Juba – The National Legislative Assembly will discuss the controversial national security bill which was returned to the house by the president, who declined to sign the bill.

The president’s move follows concerns raised by local and international rights groups, Western countries, opposition political parties and members of his own ruling Sudan People’s Liberation Movement (SPLM) party.

Those who had walked out when the bill was being endorsed said they were not allowed time to debate and criticized powers given to national security to arrest and detain people.

The minority chief whip Andrew Okony said they are happy now that the bill has been returned for proper debate as they had demanded.

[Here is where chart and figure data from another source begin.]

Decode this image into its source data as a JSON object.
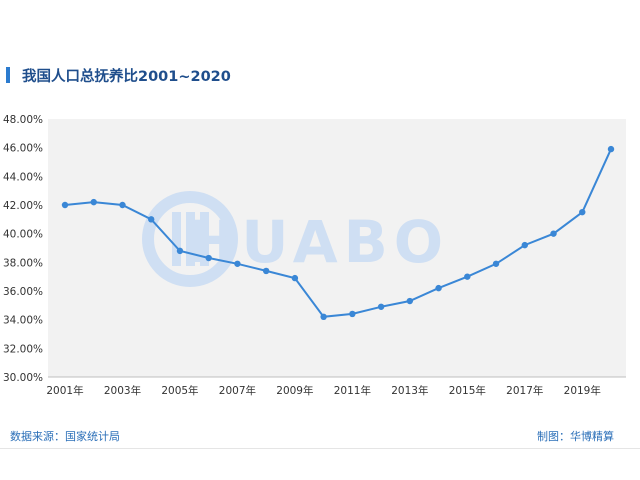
{
  "title": "我国人口总抚养比2001~2020",
  "watermark": "HUABO",
  "footer": {
    "source": "数据来源：国家统计局",
    "credit": "制图：华博精算"
  },
  "colors": {
    "line": "#3a87d6",
    "plot_bg": "#f2f2f2",
    "title": "#1f4e8c",
    "accent": "#2b7bcf",
    "watermark": "#cfdff3"
  },
  "chart_data": {
    "type": "line",
    "title": "我国人口总抚养比2001~2020",
    "xlabel": "",
    "ylabel": "",
    "x": [
      2001,
      2002,
      2003,
      2004,
      2005,
      2006,
      2007,
      2008,
      2009,
      2010,
      2011,
      2012,
      2013,
      2014,
      2015,
      2016,
      2017,
      2018,
      2019,
      2020
    ],
    "x_tick_labels": [
      "2001年",
      "2003年",
      "2005年",
      "2007年",
      "2009年",
      "2011年",
      "2013年",
      "2015年",
      "2017年",
      "2019年"
    ],
    "y_tick_labels": [
      "30.00%",
      "32.00%",
      "34.00%",
      "36.00%",
      "38.00%",
      "40.00%",
      "42.00%",
      "44.00%",
      "46.00%",
      "48.00%"
    ],
    "ylim": [
      30,
      48
    ],
    "series": [
      {
        "values": [
          42.0,
          42.2,
          42.0,
          41.0,
          38.8,
          38.3,
          37.9,
          37.4,
          36.9,
          34.2,
          34.4,
          34.9,
          35.3,
          36.2,
          37.0,
          37.9,
          39.2,
          40.0,
          41.5,
          45.9
        ]
      }
    ],
    "grid": false,
    "legend": "none"
  }
}
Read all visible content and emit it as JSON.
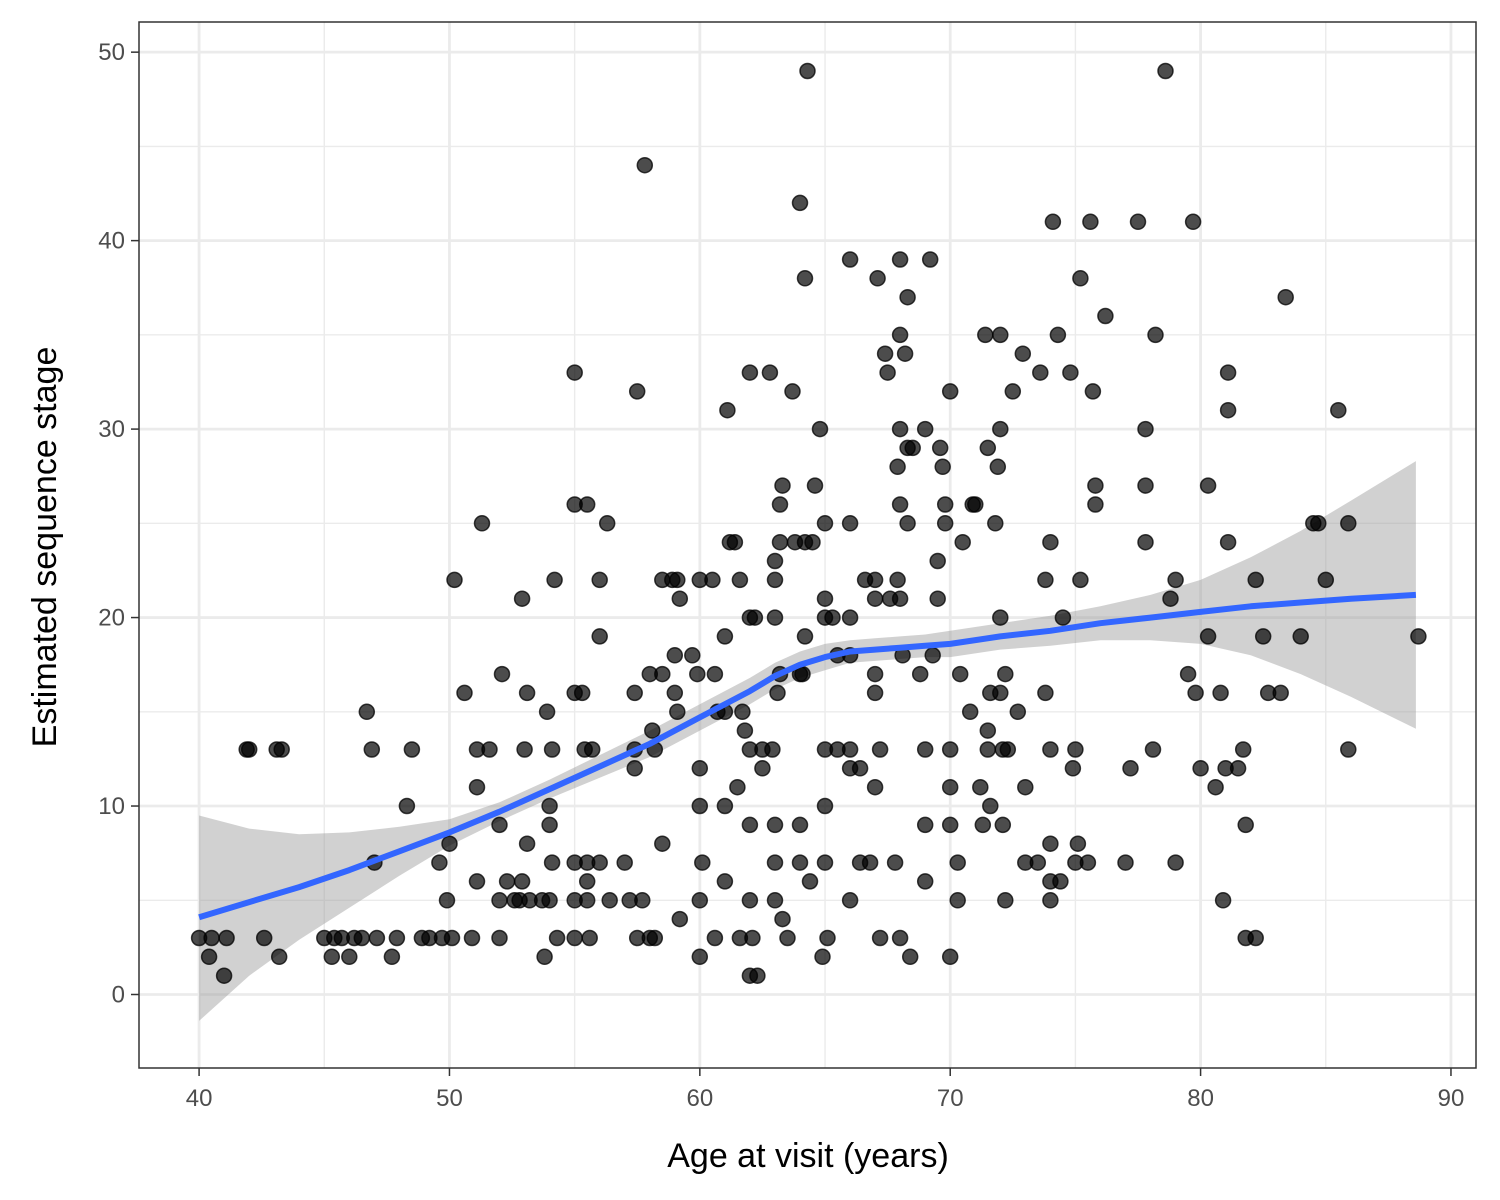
{
  "chart_data": {
    "type": "scatter",
    "title": "",
    "xlabel": "Age at visit (years)",
    "ylabel": "Estimated sequence stage",
    "xlim": [
      37.6,
      91.0
    ],
    "ylim": [
      -3.9,
      51.6
    ],
    "x_ticks": [
      40,
      50,
      60,
      70,
      80,
      90
    ],
    "y_ticks": [
      0,
      10,
      20,
      30,
      40,
      50
    ],
    "x_tick_labels": [
      "40",
      "50",
      "60",
      "70",
      "80",
      "90"
    ],
    "y_tick_labels": [
      "0",
      "10",
      "20",
      "30",
      "40",
      "50"
    ],
    "grid": true,
    "legend": "none",
    "colors": {
      "points": "#000000",
      "smooth_line": "#3366ff",
      "ribbon": "#999999",
      "grid": "#ebebeb",
      "frame": "#333333"
    },
    "points": [
      [
        40.0,
        3
      ],
      [
        40.4,
        2
      ],
      [
        40.5,
        3
      ],
      [
        41.0,
        1
      ],
      [
        41.1,
        3
      ],
      [
        41.9,
        13
      ],
      [
        42.0,
        13
      ],
      [
        42.6,
        3
      ],
      [
        43.1,
        13
      ],
      [
        43.3,
        13
      ],
      [
        43.2,
        2
      ],
      [
        45.0,
        3
      ],
      [
        45.3,
        2
      ],
      [
        45.4,
        3
      ],
      [
        45.7,
        3
      ],
      [
        46.0,
        2
      ],
      [
        46.2,
        3
      ],
      [
        46.5,
        3
      ],
      [
        46.7,
        15
      ],
      [
        46.9,
        13
      ],
      [
        47.0,
        7
      ],
      [
        47.1,
        3
      ],
      [
        47.7,
        2
      ],
      [
        47.9,
        3
      ],
      [
        48.3,
        10
      ],
      [
        48.5,
        13
      ],
      [
        48.9,
        3
      ],
      [
        49.2,
        3
      ],
      [
        49.6,
        7
      ],
      [
        49.7,
        3
      ],
      [
        49.9,
        5
      ],
      [
        50.0,
        8
      ],
      [
        50.1,
        3
      ],
      [
        50.2,
        22
      ],
      [
        50.6,
        16
      ],
      [
        50.9,
        3
      ],
      [
        51.1,
        13
      ],
      [
        51.1,
        6
      ],
      [
        51.1,
        11
      ],
      [
        51.3,
        25
      ],
      [
        51.6,
        13
      ],
      [
        52.0,
        9
      ],
      [
        52.0,
        3
      ],
      [
        52.0,
        5
      ],
      [
        52.1,
        17
      ],
      [
        52.3,
        6
      ],
      [
        52.6,
        5
      ],
      [
        52.8,
        5
      ],
      [
        52.9,
        21
      ],
      [
        52.9,
        6
      ],
      [
        53.0,
        13
      ],
      [
        53.1,
        16
      ],
      [
        53.1,
        8
      ],
      [
        53.2,
        5
      ],
      [
        53.7,
        5
      ],
      [
        53.8,
        2
      ],
      [
        53.9,
        15
      ],
      [
        54.0,
        5
      ],
      [
        54.0,
        10
      ],
      [
        54.0,
        9
      ],
      [
        54.1,
        13
      ],
      [
        54.1,
        7
      ],
      [
        54.2,
        22
      ],
      [
        54.3,
        3
      ],
      [
        55.0,
        33
      ],
      [
        55.0,
        26
      ],
      [
        55.0,
        16
      ],
      [
        55.0,
        7
      ],
      [
        55.0,
        5
      ],
      [
        55.0,
        3
      ],
      [
        55.3,
        16
      ],
      [
        55.4,
        13
      ],
      [
        55.5,
        26
      ],
      [
        55.5,
        7
      ],
      [
        55.5,
        6
      ],
      [
        55.5,
        5
      ],
      [
        55.6,
        3
      ],
      [
        55.7,
        13
      ],
      [
        56.0,
        22
      ],
      [
        56.0,
        19
      ],
      [
        56.0,
        7
      ],
      [
        56.3,
        25
      ],
      [
        56.4,
        5
      ],
      [
        57.0,
        7
      ],
      [
        57.2,
        5
      ],
      [
        57.4,
        16
      ],
      [
        57.4,
        12
      ],
      [
        57.4,
        13
      ],
      [
        57.5,
        32
      ],
      [
        57.5,
        3
      ],
      [
        57.7,
        5
      ],
      [
        57.8,
        44
      ],
      [
        58.0,
        17
      ],
      [
        58.0,
        3
      ],
      [
        58.1,
        14
      ],
      [
        58.2,
        3
      ],
      [
        58.2,
        13
      ],
      [
        58.5,
        8
      ],
      [
        58.5,
        22
      ],
      [
        58.5,
        17
      ],
      [
        58.9,
        22
      ],
      [
        59.0,
        18
      ],
      [
        59.0,
        16
      ],
      [
        59.1,
        22
      ],
      [
        59.1,
        15
      ],
      [
        59.2,
        21
      ],
      [
        59.2,
        4
      ],
      [
        59.7,
        18
      ],
      [
        59.9,
        17
      ],
      [
        60.0,
        22
      ],
      [
        60.0,
        12
      ],
      [
        60.0,
        10
      ],
      [
        60.0,
        5
      ],
      [
        60.0,
        2
      ],
      [
        60.1,
        7
      ],
      [
        60.5,
        22
      ],
      [
        60.6,
        17
      ],
      [
        60.6,
        3
      ],
      [
        60.7,
        15
      ],
      [
        61.0,
        10
      ],
      [
        61.0,
        6
      ],
      [
        61.0,
        15
      ],
      [
        61.0,
        19
      ],
      [
        61.1,
        31
      ],
      [
        61.2,
        24
      ],
      [
        61.4,
        24
      ],
      [
        61.5,
        11
      ],
      [
        61.6,
        3
      ],
      [
        61.6,
        22
      ],
      [
        61.7,
        15
      ],
      [
        61.8,
        14
      ],
      [
        62.0,
        13
      ],
      [
        62.0,
        20
      ],
      [
        62.0,
        5
      ],
      [
        62.0,
        9
      ],
      [
        62.0,
        33
      ],
      [
        62.0,
        1
      ],
      [
        62.1,
        3
      ],
      [
        62.2,
        20
      ],
      [
        62.3,
        1
      ],
      [
        62.5,
        12
      ],
      [
        62.5,
        13
      ],
      [
        62.8,
        33
      ],
      [
        62.9,
        13
      ],
      [
        63.0,
        7
      ],
      [
        63.0,
        9
      ],
      [
        63.0,
        20
      ],
      [
        63.0,
        22
      ],
      [
        63.0,
        23
      ],
      [
        63.0,
        5
      ],
      [
        63.1,
        16
      ],
      [
        63.2,
        26
      ],
      [
        63.2,
        17
      ],
      [
        63.2,
        24
      ],
      [
        63.3,
        4
      ],
      [
        63.3,
        27
      ],
      [
        63.5,
        3
      ],
      [
        63.7,
        32
      ],
      [
        63.8,
        24
      ],
      [
        64.0,
        7
      ],
      [
        64.0,
        9
      ],
      [
        64.0,
        42
      ],
      [
        64.0,
        17
      ],
      [
        64.1,
        17
      ],
      [
        64.2,
        19
      ],
      [
        64.2,
        38
      ],
      [
        64.2,
        24
      ],
      [
        64.3,
        49
      ],
      [
        64.4,
        6
      ],
      [
        64.5,
        24
      ],
      [
        64.6,
        27
      ],
      [
        64.8,
        30
      ],
      [
        64.9,
        2
      ],
      [
        65.0,
        25
      ],
      [
        65.0,
        21
      ],
      [
        65.0,
        20
      ],
      [
        65.0,
        13
      ],
      [
        65.0,
        10
      ],
      [
        65.0,
        7
      ],
      [
        65.1,
        3
      ],
      [
        65.3,
        20
      ],
      [
        65.5,
        18
      ],
      [
        65.5,
        13
      ],
      [
        66.0,
        39
      ],
      [
        66.0,
        25
      ],
      [
        66.0,
        20
      ],
      [
        66.0,
        5
      ],
      [
        66.0,
        12
      ],
      [
        66.0,
        13
      ],
      [
        66.0,
        18
      ],
      [
        66.4,
        12
      ],
      [
        66.4,
        7
      ],
      [
        66.6,
        22
      ],
      [
        66.8,
        7
      ],
      [
        67.0,
        11
      ],
      [
        67.0,
        16
      ],
      [
        67.0,
        17
      ],
      [
        67.0,
        21
      ],
      [
        67.0,
        22
      ],
      [
        67.1,
        38
      ],
      [
        67.2,
        13
      ],
      [
        67.2,
        3
      ],
      [
        67.4,
        34
      ],
      [
        67.5,
        33
      ],
      [
        67.6,
        21
      ],
      [
        67.8,
        7
      ],
      [
        67.9,
        22
      ],
      [
        67.9,
        28
      ],
      [
        68.0,
        39
      ],
      [
        68.0,
        35
      ],
      [
        68.0,
        30
      ],
      [
        68.0,
        26
      ],
      [
        68.0,
        21
      ],
      [
        68.0,
        3
      ],
      [
        68.1,
        18
      ],
      [
        68.2,
        34
      ],
      [
        68.3,
        29
      ],
      [
        68.3,
        25
      ],
      [
        68.4,
        2
      ],
      [
        68.3,
        37
      ],
      [
        68.5,
        29
      ],
      [
        68.8,
        17
      ],
      [
        69.0,
        30
      ],
      [
        69.0,
        13
      ],
      [
        69.0,
        9
      ],
      [
        69.0,
        6
      ],
      [
        69.2,
        39
      ],
      [
        69.3,
        18
      ],
      [
        69.5,
        23
      ],
      [
        69.5,
        21
      ],
      [
        69.6,
        29
      ],
      [
        69.7,
        28
      ],
      [
        69.8,
        26
      ],
      [
        69.8,
        25
      ],
      [
        70.0,
        32
      ],
      [
        70.0,
        2
      ],
      [
        70.0,
        13
      ],
      [
        70.0,
        11
      ],
      [
        70.0,
        9
      ],
      [
        70.3,
        7
      ],
      [
        70.3,
        5
      ],
      [
        70.4,
        17
      ],
      [
        70.5,
        24
      ],
      [
        70.8,
        15
      ],
      [
        70.9,
        26
      ],
      [
        71.0,
        26
      ],
      [
        71.2,
        11
      ],
      [
        71.3,
        9
      ],
      [
        71.4,
        35
      ],
      [
        71.5,
        29
      ],
      [
        71.5,
        13
      ],
      [
        71.5,
        14
      ],
      [
        71.6,
        16
      ],
      [
        71.6,
        10
      ],
      [
        71.8,
        25
      ],
      [
        71.9,
        28
      ],
      [
        72.0,
        35
      ],
      [
        72.0,
        30
      ],
      [
        72.0,
        20
      ],
      [
        72.0,
        16
      ],
      [
        72.1,
        13
      ],
      [
        72.1,
        9
      ],
      [
        72.2,
        5
      ],
      [
        72.2,
        17
      ],
      [
        72.3,
        13
      ],
      [
        72.5,
        32
      ],
      [
        72.7,
        15
      ],
      [
        72.9,
        34
      ],
      [
        73.0,
        7
      ],
      [
        73.0,
        11
      ],
      [
        73.5,
        7
      ],
      [
        73.6,
        33
      ],
      [
        73.8,
        22
      ],
      [
        73.8,
        16
      ],
      [
        74.0,
        13
      ],
      [
        74.0,
        24
      ],
      [
        74.0,
        8
      ],
      [
        74.0,
        6
      ],
      [
        74.0,
        5
      ],
      [
        74.1,
        41
      ],
      [
        74.3,
        35
      ],
      [
        74.4,
        6
      ],
      [
        74.5,
        20
      ],
      [
        74.8,
        33
      ],
      [
        74.9,
        12
      ],
      [
        75.0,
        13
      ],
      [
        75.0,
        7
      ],
      [
        75.1,
        8
      ],
      [
        75.2,
        38
      ],
      [
        75.2,
        22
      ],
      [
        75.5,
        7
      ],
      [
        75.6,
        41
      ],
      [
        75.7,
        32
      ],
      [
        75.8,
        27
      ],
      [
        75.8,
        26
      ],
      [
        76.2,
        36
      ],
      [
        77.0,
        7
      ],
      [
        77.2,
        12
      ],
      [
        77.5,
        41
      ],
      [
        77.8,
        30
      ],
      [
        77.8,
        27
      ],
      [
        77.8,
        24
      ],
      [
        78.1,
        13
      ],
      [
        78.2,
        35
      ],
      [
        78.6,
        49
      ],
      [
        78.8,
        21
      ],
      [
        79.0,
        22
      ],
      [
        79.0,
        7
      ],
      [
        79.5,
        17
      ],
      [
        79.7,
        41
      ],
      [
        79.8,
        16
      ],
      [
        80.0,
        12
      ],
      [
        80.3,
        27
      ],
      [
        80.3,
        19
      ],
      [
        80.6,
        11
      ],
      [
        80.8,
        16
      ],
      [
        80.9,
        5
      ],
      [
        81.0,
        12
      ],
      [
        81.1,
        33
      ],
      [
        81.1,
        31
      ],
      [
        81.1,
        24
      ],
      [
        81.5,
        12
      ],
      [
        81.7,
        13
      ],
      [
        81.8,
        9
      ],
      [
        81.8,
        3
      ],
      [
        82.2,
        22
      ],
      [
        82.2,
        3
      ],
      [
        82.5,
        19
      ],
      [
        82.7,
        16
      ],
      [
        83.2,
        16
      ],
      [
        83.4,
        37
      ],
      [
        84.0,
        19
      ],
      [
        84.5,
        25
      ],
      [
        84.7,
        25
      ],
      [
        85.0,
        22
      ],
      [
        85.5,
        31
      ],
      [
        85.9,
        25
      ],
      [
        85.9,
        13
      ],
      [
        88.7,
        19
      ]
    ],
    "smooth_line": {
      "x": [
        40.0,
        42.0,
        44.0,
        46.0,
        48.0,
        50.0,
        52.0,
        54.0,
        56.0,
        58.0,
        60.0,
        62.0,
        63.0,
        64.0,
        65.0,
        66.0,
        67.0,
        68.0,
        69.0,
        70.0,
        72.0,
        74.0,
        76.0,
        78.0,
        80.0,
        82.0,
        84.0,
        86.0,
        88.6
      ],
      "y": [
        4.1,
        4.9,
        5.7,
        6.6,
        7.6,
        8.6,
        9.7,
        10.9,
        12.1,
        13.3,
        14.7,
        16.1,
        16.9,
        17.5,
        17.9,
        18.2,
        18.3,
        18.4,
        18.5,
        18.6,
        19.0,
        19.3,
        19.7,
        20.0,
        20.3,
        20.6,
        20.8,
        21.0,
        21.2
      ],
      "ci_upper": [
        9.5,
        8.8,
        8.5,
        8.6,
        8.9,
        9.3,
        10.2,
        11.4,
        12.7,
        14.0,
        15.4,
        16.8,
        17.6,
        18.2,
        18.6,
        18.8,
        18.9,
        19.0,
        19.1,
        19.3,
        19.7,
        20.1,
        20.6,
        21.2,
        22.0,
        23.2,
        24.6,
        26.2,
        28.3
      ],
      "ci_lower": [
        -1.4,
        1.0,
        2.9,
        4.6,
        6.3,
        7.9,
        9.2,
        10.4,
        11.5,
        12.6,
        14.0,
        15.4,
        16.2,
        16.8,
        17.2,
        17.6,
        17.7,
        17.8,
        17.9,
        17.9,
        18.3,
        18.5,
        18.8,
        18.8,
        18.6,
        18.0,
        17.0,
        15.8,
        14.1
      ]
    }
  }
}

“This is an important bill which needs to be debated and all concerns of the legislators are incorporated,”

The Community Empowerment for Progress Organization (CEPO), a civil society in South Sudan hailed President Salva Kiir for returning the national security bill for more deliberation by the national parliament today, dated 19.12,2014.

CEPO executive coordinator Edmund Yakani in a statement said the decision of returning the national security service bill to the parliament demonstrates the president’s response to the public outcry on the controversial provisions of the bill.

Yakani said CEPO is urging the national parliamentarians to sincerely deliberate on the national security bill with the interest of respecting and honoring the transitional constitution provisions in article 159, in which is defined the mandate of South Sudan’s national security duties, functions and responsibilities.

According to CEPO, the nation needs legislation on national security services but the legislation should embrace democratic principles including respect and fulfillment of human rights as stipulated in the transitional constitution part two, “Bill of Rights.”

He said CEPO will be keenly observing the national parliament on their deliberation on the national security bill improvement.

The executive coordinator pointed that when the parliament endorsed the bill last time, the quorum was not enough and they as MPs were not given time to study the bill.